THIS IS HOW TO MAKE STEAK FROM PLANTS
- 1 tbsp oil (optional)
- 1 cup finely chopped crimini mushrooms (about 4-5 mushrooms)
- 1 cup finely diced onion
- 3 garlic cloves, minced
- 2 tbsp marsala cooking wine
- ¾ cup vegetable broth
- 2 tbsp soy sauce
- 2 tbsp ketchup
- 1 tbsp white miso
- 1 tbsp oil
- 2 tbsp nutritional yeast
- 1 tsp pepper
- ½ tsp salt
- ½ tsp rosemary
- ¼ tsp sage
- ¼ tsp smoked paprika
- 1½ vital wheat gluten
- ⅓ cup chickpea flour
- Heat a pan on medium heat, drizzle oil if using. Add in the chopped mushrooms and onions.
- Cook for 5-7 minutes, stirring every once in a while. Monitor the heat so the onions don’t burn.
- Add in the minced garlic, and cook 30-60 seconds.
- Deglaze the pan with the marsala cooking wine.
- Cook off the wine, then turn off the heat and add the cooked mushroom and onion mixture to a blender.
- Add the wet ingredients and the seasonings to the blender.
- Blend on high for 1 minute or until smooth.
- Combine the vital wheat gluten (VWG) and the chickpea flour in a large bowl.
- Add the blended wet ingredients to the dry VWG mixture.

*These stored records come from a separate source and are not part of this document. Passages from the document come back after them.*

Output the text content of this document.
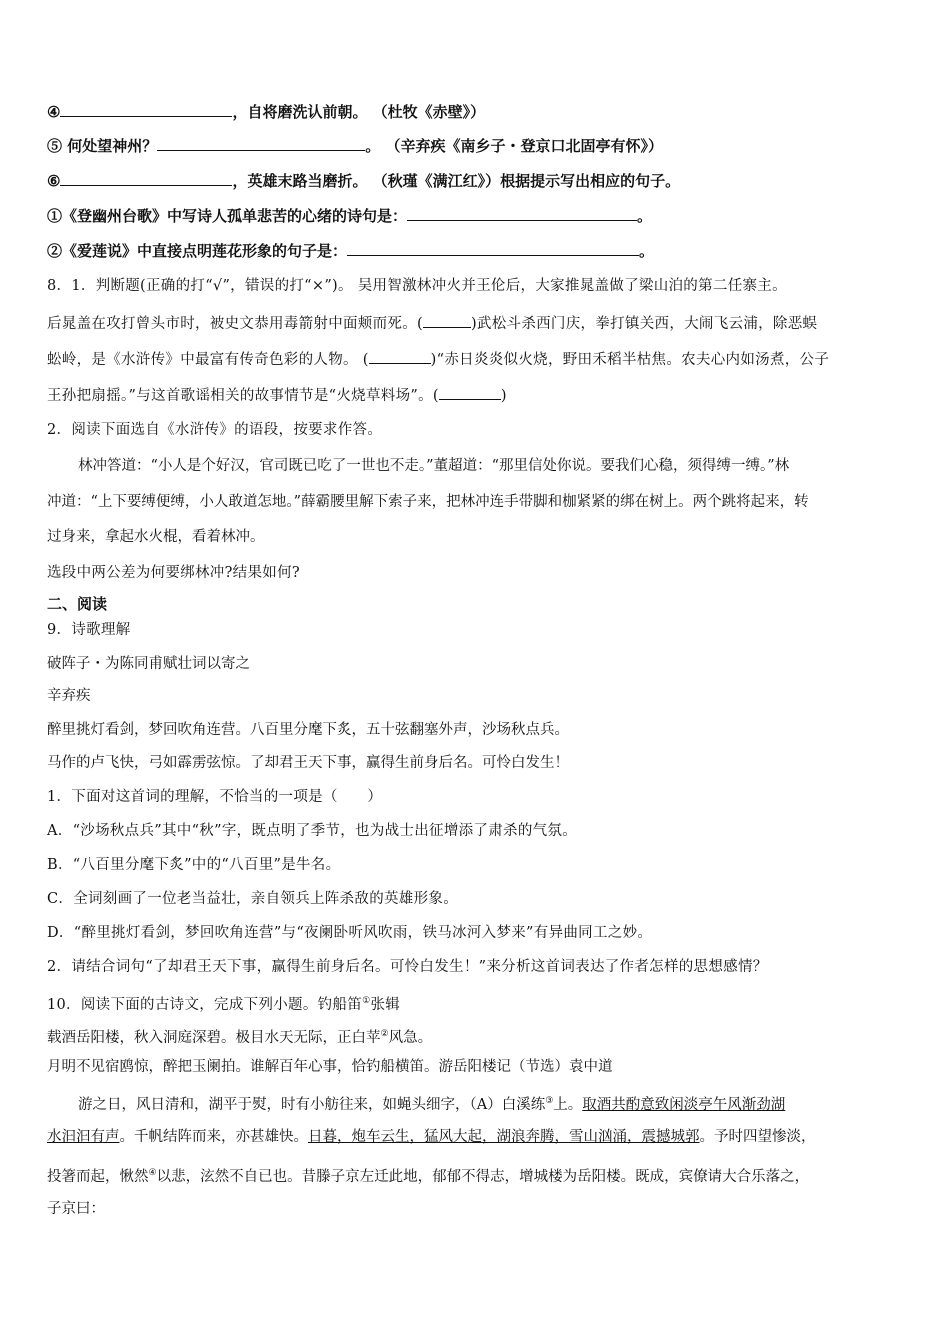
④	，自将磨洗认前朝。 （杜牧《赤壁》）
⑤ 何处望神州？	。 （辛弃疾《南乡子・登京口北固亭有怀》）
⑥	，英雄末路当磨折。 （秋瑾《满江红》）根据提示写出相应的句子。
①《登幽州台歌》中写诗人孤单悲苦的心绪的诗句是：	。
②《爱莲说》中直接点明莲花形象的句子是：	。
8．1．判断题(正确的打“√”，错误的打“×”)。 吴用智激林冲火并王伦后，大家推晁盖做了梁山泊的第二任寨主。
后晁盖在攻打曾头市时，被史文恭用毒箭射中面颊而死。(	)武松斗杀西门庆，拳打镇关西，大闹飞云浦，除恶蜈
蚣岭，是《水浒传》中最富有传奇色彩的人物。 (	)“赤日炎炎似火烧，野田禾稻半枯焦。农夫心内如汤煮，公子
王孙把扇摇。”与这首歌谣相关的故事情节是“火烧草料场”。(	)
2．阅读下面选自《水浒传》的语段，按要求作答。
林冲答道：“小人是个好汉，官司既已吃了一世也不走。”董超道：“那里信处你说。要我们心稳，须得缚一缚。”林
冲道：“上下要缚便缚，小人敢道怎地。”薛霸腰里解下索子来，把林冲连手带脚和枷紧紧的绑在树上。两个跳将起来，转
过身来，拿起水火棍，看着林冲。
选段中两公差为何要绑林冲?结果如何?
二、阅读
9．诗歌理解
破阵子・为陈同甫赋壮词以寄之
辛弃疾
醉里挑灯看剑，梦回吹角连营。八百里分麾下炙，五十弦翻塞外声，沙场秋点兵。
马作的卢飞快，弓如霹雳弦惊。了却君王天下事，赢得生前身后名。可怜白发生！
1．下面对这首词的理解，不恰当的一项是（　　）
A．“沙场秋点兵”其中“秋”字，既点明了季节，也为战士出征增添了肃杀的气氛。
B．“八百里分麾下炙”中的“八百里”是牛名。
C．全词刻画了一位老当益壮，亲自领兵上阵杀敌的英雄形象。
D．“醉里挑灯看剑，梦回吹角连营”与“夜阑卧听风吹雨，铁马冰河入梦来”有异曲同工之妙。
2．请结合词句“了却君王天下事，赢得生前身后名。可怜白发生！”来分析这首词表达了作者怎样的思想感情？
10．阅读下面的古诗文，完成下列小题。钓船笛①张辑
载酒岳阳楼，秋入洞庭深碧。极目水天无际，正白苹②风急。
月明不见宿鸥惊，醉把玉阑拍。谁解百年心事，恰钓船横笛。游岳阳楼记（节选）袁中道
游之日，风日清和，湖平于熨，时有小舫往来，如蝇头细字，（A）白溪练③上。取酒共酌意致闲淡亭午风渐劲湖
水汩汩有声。千帆结阵而来，亦甚雄快。日暮，炮车云生，猛风大起，湖浪奔腾，雪山汹涌，震撼城郭。予时四望惨淡，
投箸而起，愀然④以悲，泫然不自已也。昔滕子京左迁此地，郁郁不得志，增城楼为岳阳楼。既成，宾僚请大合乐落之，
子京曰：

- Mix with a wooden spoon or with your hands.
- Transfer the dough ball to a clean surface and knead a little bit. Add a tiny amount of VWG flour if the dough feels too wet.
- Form a dough ball, slice in half and form 2 steaks.
- Steam each steak for 30-40 minutes
- Than let the steaks rest 10 minutes.
- In the meantime, combine the glaze ingredients in a small bowl.
- Mix and set aside next to the steaks.
- Heat a skillet on medium heat. (I used a striated cooking pan) Add oil if using.
- Brush the steak(s) with the glaze, when the pan is sizzling hot add the steak(s). Keep brushing the glaze onto the steak(s) and make more as needed.
- Cook both steaks on each side until golden brown.
- Serve with your favourite BBQs sauce. I usually mix hp sauce and ketchup! Or you can make more of the glaze, or even use store bought BBQ sauce or whatever you have on hand!
- Store in the refrigerator covered for up to one week. Freezer friendly.